Di antaranya di SDN 3 Bukit Karangasem Bali, SD di Boyolali, beberapa SD di Tulungagung, dan SDN di Demak. Beberapa alasan terjadinya krisis murid disebut-sebut lantaran menurunnya jumlah anak usia sekolah dan bergesernya preferensi masyarakat dalam memilih sekolah.

Terkait informasi ini, Puan meminta Pemerintah melakukan pengecekam dam kajian lebih mendalam. “Apakah memang ini merupakan gejala umum yang terjadi secara nasional, atau memang hanya berupa kasuistik di beberapa daerah," katanya.

"Mengidentifikasi masalah diperlukan agar penanganannya sesuai dengan apa yang terjadi. Jika memang hanya kasuistis, pendekatannya bisa lebih khusus sesuai dengan kriteria setiap daerah,” kata Puan.

Namun jika memang isu mengenai krisis murid ini merupakan persoalan yang terjadi secara nasional. Puan menilai hal tersebut tidak cukup dijawab hanya dengan menutup atau menggabungkan sekolah.

“Karena ini menyangkut tanggung jawab negara dalam menjamin setiap anak memperoleh pendidikan dasar yang mudah dijangkau, berkualitas, dan sesuai kebutuhan masyarakat,” katanya. Sekolah tanpa murid pun dinilai menunjukkan beberapa persoalan sekaligus.

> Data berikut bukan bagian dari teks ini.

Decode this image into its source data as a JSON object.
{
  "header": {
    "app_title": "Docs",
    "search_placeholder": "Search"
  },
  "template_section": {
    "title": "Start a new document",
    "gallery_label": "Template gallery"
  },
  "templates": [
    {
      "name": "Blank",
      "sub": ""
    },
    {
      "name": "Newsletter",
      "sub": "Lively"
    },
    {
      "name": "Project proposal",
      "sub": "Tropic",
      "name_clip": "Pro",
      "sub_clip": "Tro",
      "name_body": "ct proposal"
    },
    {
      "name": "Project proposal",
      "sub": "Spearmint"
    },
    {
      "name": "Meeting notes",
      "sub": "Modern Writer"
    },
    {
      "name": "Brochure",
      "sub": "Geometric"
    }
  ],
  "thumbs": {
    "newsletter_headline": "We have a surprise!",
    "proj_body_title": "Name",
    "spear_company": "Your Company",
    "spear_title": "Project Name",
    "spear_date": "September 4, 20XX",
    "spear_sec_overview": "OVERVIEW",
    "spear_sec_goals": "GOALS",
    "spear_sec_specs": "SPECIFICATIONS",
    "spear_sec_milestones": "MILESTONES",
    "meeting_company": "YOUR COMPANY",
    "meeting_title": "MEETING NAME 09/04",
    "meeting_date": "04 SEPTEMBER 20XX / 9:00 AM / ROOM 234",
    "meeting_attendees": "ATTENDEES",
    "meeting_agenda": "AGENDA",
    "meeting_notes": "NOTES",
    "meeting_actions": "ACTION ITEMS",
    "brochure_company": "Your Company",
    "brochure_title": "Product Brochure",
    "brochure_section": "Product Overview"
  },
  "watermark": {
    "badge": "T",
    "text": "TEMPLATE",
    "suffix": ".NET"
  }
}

Di satu wilayah, penyebabnya mungkin penurunan jumlah anak usia sekolah. Sementara di wilayah lain, persoalannya dapat berkaitan dengan perpindahan penduduk, distribusi sekolah yang tidak lagi sesuai dengan perkembangan permukiman.

Oleh karena itu, Puan mengatakan Pemerintah tidak boleh menerapkan satu solusi yang sama untuk seluruh daerah. “Pemerintah perlu segera menyusun peta nasional kebutuhan satuan pendidikan, berbasis desa dan kecamatan dengan mengintegrasikan data jumlah anak usia sekolah, tren kelahiran, perkembangan permukiman," katanya.

Menurut mantan Menko PMK itu, peta tersebut harus menjadi dasar evaluasi eksistensi sekolah. Puan mengatakan evaluasi untuk menentukan sekolah mana yang perlu direvitalisasi dikembangkan menjadi sekolah rujukan.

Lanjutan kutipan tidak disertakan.